Bay Citizen reports a total of 14 hospitals were fined for practices “likely to cause serious injury or death to patients.” Kaiser Foundation Hospital South San Francisco was fined $50,000 for failing to follow the correct procedures for safely administering medications. At Kaiser, the majority of its medications were stored in one refrigerator. These drugs are meant to be kept at temperatures above freezing. The investigation uncovered that for a 32 month period, the refrigerator was set at freezing. While this may not seem like a huge difference, even small deviations in temperature can alter how effective a medication is. Ultimately, the hospital gave potentially bad drugs to almost 4,000 patients.

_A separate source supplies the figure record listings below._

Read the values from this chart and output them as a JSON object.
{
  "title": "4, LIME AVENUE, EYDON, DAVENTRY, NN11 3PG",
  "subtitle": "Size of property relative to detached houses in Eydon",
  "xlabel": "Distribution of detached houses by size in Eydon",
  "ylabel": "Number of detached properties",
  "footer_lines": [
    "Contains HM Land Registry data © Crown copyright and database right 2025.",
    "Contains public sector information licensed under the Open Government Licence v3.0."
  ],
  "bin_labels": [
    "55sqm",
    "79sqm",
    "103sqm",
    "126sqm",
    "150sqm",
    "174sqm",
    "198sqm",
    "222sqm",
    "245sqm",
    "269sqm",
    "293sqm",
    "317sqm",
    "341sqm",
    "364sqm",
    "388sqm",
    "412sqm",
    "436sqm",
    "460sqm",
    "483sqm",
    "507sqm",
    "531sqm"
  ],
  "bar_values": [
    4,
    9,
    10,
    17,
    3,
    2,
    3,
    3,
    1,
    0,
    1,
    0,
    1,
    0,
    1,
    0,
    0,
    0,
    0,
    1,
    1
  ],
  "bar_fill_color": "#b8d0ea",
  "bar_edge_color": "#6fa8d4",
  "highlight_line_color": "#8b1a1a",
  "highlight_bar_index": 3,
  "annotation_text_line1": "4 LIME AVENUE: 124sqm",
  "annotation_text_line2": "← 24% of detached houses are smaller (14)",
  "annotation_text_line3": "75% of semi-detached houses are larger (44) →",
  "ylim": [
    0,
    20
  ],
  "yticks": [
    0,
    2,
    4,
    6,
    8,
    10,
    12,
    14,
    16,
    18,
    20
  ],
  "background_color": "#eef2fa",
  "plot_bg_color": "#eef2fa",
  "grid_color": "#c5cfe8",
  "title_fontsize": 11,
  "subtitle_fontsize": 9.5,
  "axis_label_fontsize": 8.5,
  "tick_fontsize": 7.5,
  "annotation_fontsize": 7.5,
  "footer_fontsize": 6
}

Kaiser found the cause of the error and reported it to the Health Department. In addition to engineering mistakenly scheduling maintenance every three years instead of every three months, there was no staff member responsible for monitoring the refrigerator.
The hospital contacted patients who were deemed at high risk for a bad drug reaction, but did not contact everyone who had received the medicines. After criticism from the Department of Public Health, all of the patients were contacted. But when some returned for revaccination, they were given the wrong medicine and were only vaccianted against tetanus and diptheria, but not pertussis.